Ukrainian energy company DTEK has formally opened the country’s largest – and one of Europe’s biggest – solar power plants. The 240 MW Pokrovska project was installed in just eight months, the company said.
The site began feeding electricity into the grid in October and its formal inauguration took place yesterday. “For DTEK, the Pokrovska SPP [solar power plant] is a quality milestone and a proof of our growing expertise,” said chief executive Maksim Timchenko. “With the experience we gained with our previous projects we have built a professional team, procured and installed electrical equipment from the best world manufacturers and ensured the successful integration of the solar power plant into the country’s energy system.
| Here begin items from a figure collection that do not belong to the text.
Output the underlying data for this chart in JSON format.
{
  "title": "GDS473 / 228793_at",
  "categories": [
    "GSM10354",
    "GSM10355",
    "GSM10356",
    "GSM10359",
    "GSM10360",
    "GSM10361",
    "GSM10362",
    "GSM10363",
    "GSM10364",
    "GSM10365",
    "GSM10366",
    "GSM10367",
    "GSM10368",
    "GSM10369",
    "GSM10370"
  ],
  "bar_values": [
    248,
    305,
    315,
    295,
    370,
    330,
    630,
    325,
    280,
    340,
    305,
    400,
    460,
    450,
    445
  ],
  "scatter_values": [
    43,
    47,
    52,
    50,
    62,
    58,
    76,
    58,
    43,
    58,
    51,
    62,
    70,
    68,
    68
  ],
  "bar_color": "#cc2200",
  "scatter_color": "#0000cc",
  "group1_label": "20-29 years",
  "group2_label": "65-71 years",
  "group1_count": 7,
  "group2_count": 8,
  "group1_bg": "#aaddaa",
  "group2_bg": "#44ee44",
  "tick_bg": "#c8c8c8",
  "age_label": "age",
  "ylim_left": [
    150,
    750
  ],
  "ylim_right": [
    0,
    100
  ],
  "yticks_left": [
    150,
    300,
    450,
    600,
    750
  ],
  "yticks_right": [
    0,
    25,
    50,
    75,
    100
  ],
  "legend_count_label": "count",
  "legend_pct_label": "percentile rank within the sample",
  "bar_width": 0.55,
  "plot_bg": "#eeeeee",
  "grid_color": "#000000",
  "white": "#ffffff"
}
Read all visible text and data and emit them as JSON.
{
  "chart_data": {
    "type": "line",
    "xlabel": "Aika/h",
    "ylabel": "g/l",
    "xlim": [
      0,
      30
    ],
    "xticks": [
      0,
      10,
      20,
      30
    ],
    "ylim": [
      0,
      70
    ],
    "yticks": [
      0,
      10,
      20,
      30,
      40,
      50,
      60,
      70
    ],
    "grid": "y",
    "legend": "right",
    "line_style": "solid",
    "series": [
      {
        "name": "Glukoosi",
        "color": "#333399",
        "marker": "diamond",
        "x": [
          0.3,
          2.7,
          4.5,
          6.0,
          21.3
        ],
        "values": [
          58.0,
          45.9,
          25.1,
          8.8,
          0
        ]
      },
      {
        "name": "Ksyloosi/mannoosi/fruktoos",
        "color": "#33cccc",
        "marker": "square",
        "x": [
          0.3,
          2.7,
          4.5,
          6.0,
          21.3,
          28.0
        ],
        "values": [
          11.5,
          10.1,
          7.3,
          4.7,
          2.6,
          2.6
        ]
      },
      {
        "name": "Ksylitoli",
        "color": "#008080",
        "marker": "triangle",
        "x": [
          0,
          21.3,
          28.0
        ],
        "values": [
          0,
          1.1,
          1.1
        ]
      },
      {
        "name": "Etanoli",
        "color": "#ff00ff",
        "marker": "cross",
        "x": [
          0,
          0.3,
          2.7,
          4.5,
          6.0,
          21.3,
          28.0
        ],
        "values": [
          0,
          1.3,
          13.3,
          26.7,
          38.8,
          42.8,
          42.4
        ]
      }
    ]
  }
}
This is a 100% national project built by Ukrainians for Ukrainians.”
Former mine quarries
The company added, 16 subcontractors with a cumulative contract volume of €48 million had been tasked with supplying services. The project is the third large solar facility developed by DTEK, at a total cost of €193 million. Some 840,000 solar panels – inevitably supplied by Risen – were placed in a disused, 437-hectare mining quarry which DTEK said cannot be used for agriculture.
Risen shipped 763 MW of modules to Ukraine in the first half of the year, hoisting the manufacturer up the ranking of top global suppliers.
Ukraine is experiencing a rush by developers to complete solar projects in time to qualify for a €0.1502/kWh feed-in-tariff before the payment gradually starts to reduce as part of an eventual switch to a reverse-auction procurement regime.
In March, coal company DTEK said it had commissioned the 200 MW Nikopol solar power plant, also in a former quarry. The potential offered by repurposing mine quarries for clean energy generation was identified by the European Commission’s Joint Research Center in July. The Solar Photovoltaic Electricity Generation: A lifeline for the European Coal Regions in Transition report estimated such disused areas could host 730 GW of renewables capacity.
Energy independence
DTEK says its large scale solar projects help accelerate Ukraine’s energy independence, an announcement made as the nation is locked into trilateral gas transmission negotiations with Russia and the EU.
Contracts governing gas transmission from Russia to Europe via Ukraine will expire this year. Russia plans to circumvent Ukraine using its Nordstream 2 and Turkstream pipelines, through the Baltic and Black seas, respectively. Ukraine, however, wants an interconnection deal incorporating its territory to apply for another decade. With relations tense since Russia annexed Crimea from Ukraine in 2014, four rounds of EU-mediated talks have thus far failed to reach a gas transmission deal.
European Commission vice-president Maroš Šefčovič said: “My key message during our meetings, both bilateral and trilateral was: ‘The time is flying and given the date there is, and there must be, a clear sense of urgency’. Therefore, I appealed to everyone around the table to be as constructive as possible.”
State-owned Russian energy giant Gazprom repeatedly interrupted the gas supply to Ukraine during the winters of 2006, 2008-2009 and 2014.